Women Kicking Glass Book Club

Join Norwich alumni and friends as we embark on an empowering journey through books.

Every other month we will select a book by or about strong women that celebrates the power, courage and resilience of women. Virtual and in-person group discussions will allow readers to bond over books and conversations that inspire, motivate, uplift and empower women to kick glass.

May 2025 book— 
The Sisterhood: The Secret History of Women at the CIA

by Liza Mundy, New York Times bestselling author of Code Girls

Book discussion: Tuesday, May 20 at 7 p.m. EDT 

Register Here for the Online or In-Person Book Discussion

About the Book

The Sisterhood - The Secret History of Women at the CIA (book cover art)

The Sisterhood: The Secret History of Women at the CIA by Liza Mundy

Created in the aftermath of World War II, the Central Intelligence Agency relied on women even as it attempted to channel their talents and keep them down. Women sent cables, made dead drops, and maintained the agency’s secrets.

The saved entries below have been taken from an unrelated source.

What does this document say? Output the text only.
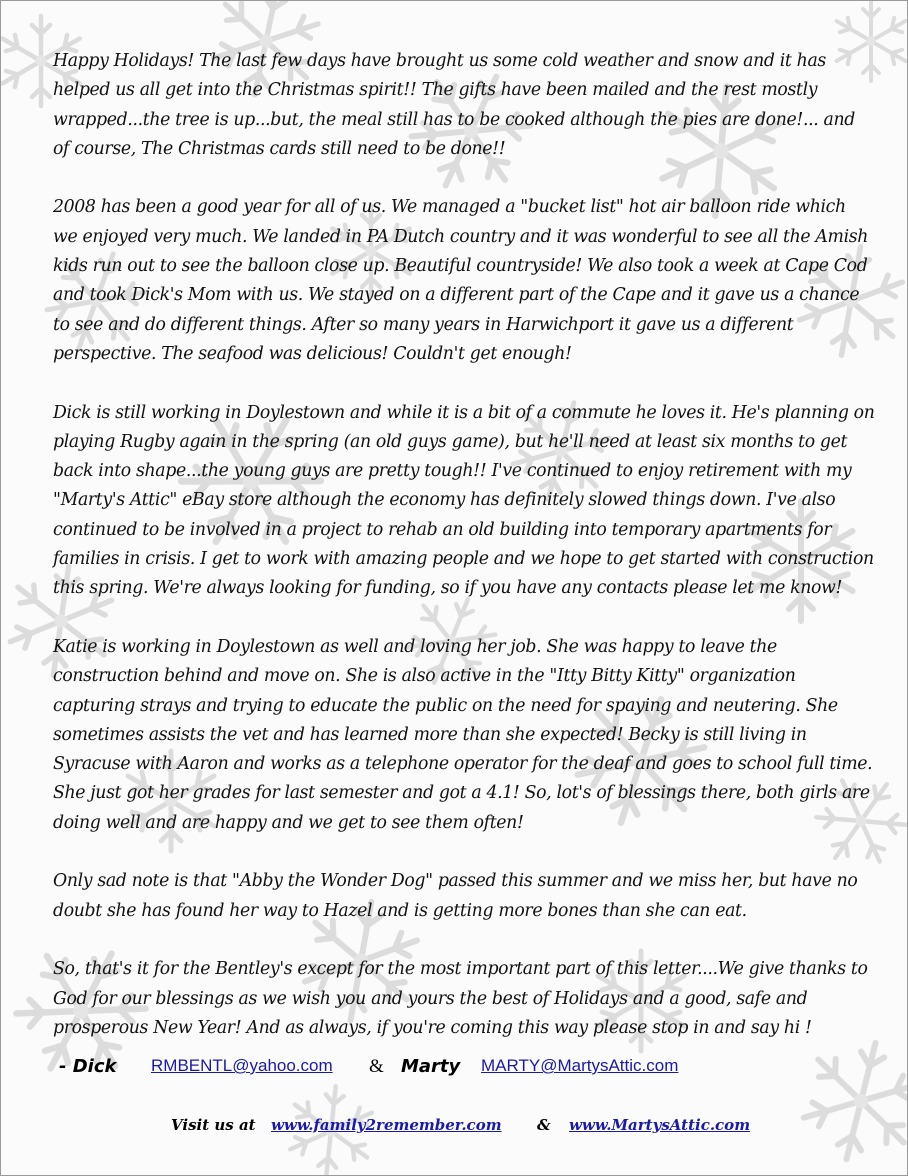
Happy Holidays! The last few days have brought us some cold weather and snow and it has helped us all get into the Christmas spirit!! The gifts have been mailed and the rest mostly wrapped...the tree is up...but, the meal still has to be cooked although the pies are done!... and of course, The Christmas cards still need to be done!!

2008 has been a good year for all of us. We managed a "bucket list" hot air balloon ride which we enjoyed very much. We landed in PA Dutch country and it was wonderful to see all the Amish kids run out to see the balloon close up. Beautiful countryside! We also took a week at Cape Cod and took Dick's Mom with us. We stayed on a different part of the Cape and it gave us a chance to see and do different things. After so many years in Harwichport it gave us a different perspective. The seafood was delicious! Couldn't get enough!

Dick is still working in Doylestown and while it is a bit of a commute he loves it. He's planning on playing Rugby again in the spring (an old guys game), but he'll need at least six months to get back into shape...the young guys are pretty tough!! I've continued to enjoy retirement with my "Marty's Attic" eBay store although the economy has definitely slowed things down. I've also continued to be involved in a project to rehab an old building into temporary apartments for families in crisis. I get to work with amazing people and we hope to get started with construction this spring. We're always looking for funding, so if you have any contacts please let me know!

Katie is working in Doylestown as well and loving her job. She was happy to leave the construction behind and move on. She is also active in the "Itty Bitty Kitty" organization capturing strays and trying to educate the public on the need for spaying and neutering. She sometimes assists the vet and has learned more than she expected! Becky is still living in Syracuse with Aaron and works as a telephone operator for the deaf and goes to school full time. She just got her grades for last semester and got a 4.1! So, lot's of blessings there, both girls are doing well and are happy and we get to see them often!

Only sad note is that "Abby the Wonder Dog" passed this summer and we miss her, but have no doubt she has found her way to Hazel and is getting more bones than she can eat.

So, that's it for the Bentley's except for the most important part of this letter....We give thanks to God for our blessings as we wish you and yours the best of Holidays and a good, safe and prosperous New Year! And as always, if you're coming this way please stop in and say hi !

- Dick RMBENTL@yahoo.com & Marty MARTY@MartysAttic.com
Visit us at www.family2remember.com & www.MartysAttic.com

Despite discrimination—even because of it—women who started as clerks, secretaries, or unpaid spouses become some of the CIA’s shrewdest operatives.

They were unlikely spies—and that’s exactly what made them perfect for the role. Because women were seen as unimportant, pioneering female intelligence officers moved unnoticed around Bonn, Geneva, and Moscow, stealing secrets from under the noses of their KGB adversaries. Back at headquarters, women built the CIA’s critical archives—first by hand, then by computer. As the CIA faced an identity crisis after the Cold War, it was a close-knit network of female analysts who spotted the rising threat of al-Qaeda—though their warnings were repeatedly brushed aside.

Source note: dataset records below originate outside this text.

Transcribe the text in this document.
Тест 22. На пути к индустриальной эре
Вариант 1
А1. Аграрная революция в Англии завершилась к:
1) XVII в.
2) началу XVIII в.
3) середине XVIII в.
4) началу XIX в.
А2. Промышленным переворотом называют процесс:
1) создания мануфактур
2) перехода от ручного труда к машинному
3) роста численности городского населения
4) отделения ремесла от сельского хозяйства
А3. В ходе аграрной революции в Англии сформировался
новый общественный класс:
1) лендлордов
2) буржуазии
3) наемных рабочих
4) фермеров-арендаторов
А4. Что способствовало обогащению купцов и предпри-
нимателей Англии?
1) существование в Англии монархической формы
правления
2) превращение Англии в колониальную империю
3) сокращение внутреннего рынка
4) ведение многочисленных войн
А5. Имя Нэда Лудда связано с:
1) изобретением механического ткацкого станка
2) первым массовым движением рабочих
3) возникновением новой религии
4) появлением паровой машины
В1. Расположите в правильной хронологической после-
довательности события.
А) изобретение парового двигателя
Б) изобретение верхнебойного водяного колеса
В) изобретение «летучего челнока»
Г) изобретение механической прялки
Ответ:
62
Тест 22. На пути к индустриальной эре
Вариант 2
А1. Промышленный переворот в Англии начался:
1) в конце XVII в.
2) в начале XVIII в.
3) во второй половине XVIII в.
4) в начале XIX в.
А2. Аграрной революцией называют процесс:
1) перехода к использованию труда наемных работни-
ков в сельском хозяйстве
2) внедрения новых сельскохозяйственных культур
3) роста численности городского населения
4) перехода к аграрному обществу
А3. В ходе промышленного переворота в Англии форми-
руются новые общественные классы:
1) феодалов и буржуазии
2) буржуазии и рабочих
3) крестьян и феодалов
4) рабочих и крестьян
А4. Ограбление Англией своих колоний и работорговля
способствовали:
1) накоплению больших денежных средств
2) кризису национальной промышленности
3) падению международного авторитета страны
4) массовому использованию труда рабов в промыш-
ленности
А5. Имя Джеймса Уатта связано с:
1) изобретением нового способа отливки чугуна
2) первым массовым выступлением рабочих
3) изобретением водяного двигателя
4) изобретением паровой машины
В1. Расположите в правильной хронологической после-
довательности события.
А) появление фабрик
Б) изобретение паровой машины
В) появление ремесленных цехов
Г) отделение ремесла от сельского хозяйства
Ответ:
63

After the 9/11 attacks, more women joined the agency as a new job, targeter, came to prominence. They showed that data analysis would be crucial to the post-9/11 national security landscape—an effort that culminated spectacularly in the CIA’s successful effort to track down bin Laden in his Pakistani compound.

The Sisterhood offers a riveting new perspective on history, revealing how women at the CIA ushered in the modern intelligence age, and how their silencing made the world more dangerous.
 

Booklist - The Women Kicking Glass Book Club

The Women Kicking Glass Book Club launched in February-March 2025. Prior books discussed include:

Book cover: The_Women by Kristin Hannah

The Women is that rarest of novels―at once an intimate portrait of a woman coming of age in a dangerous time and an epic tale of a nation divided by war and broken by politics, of a generation both fueled by dreams and lost on the battlefield.

“Women can be heroes, too.”

When twenty-year-old nursing student Frances “Frankie” McGrath hears these unexpected words, it is a revelation. Raised on idyllic Coronado Island and sheltered by her conservative parents, she has always prided herself on doing the right thing, being a good girl. But in 1965 the world is changing, and she suddenly imagines a different choice for her life. When her brother ships out to serve in Vietnam, she impulsively joins the Army Nurse Corps and follows his path.

As green and inexperienced as the men sent to Vietnam to fight, Frankie is overwhelmed by the chaos and destruction of war, as well as the unexpected trauma of coming home to a changed and politically divided America.

The Women is the story of one woman gone to war, but it shines a light on the story of all women who put themselves in harm’s way to help others. Women whose sacrifice and commitment to their country has all too often been forgotten. A novel of searing insight and lyric beauty, The Women is a profoundly emotional, richly drawn story with a memorable heroine whose extraordinary idealism and courage under fire define a generation.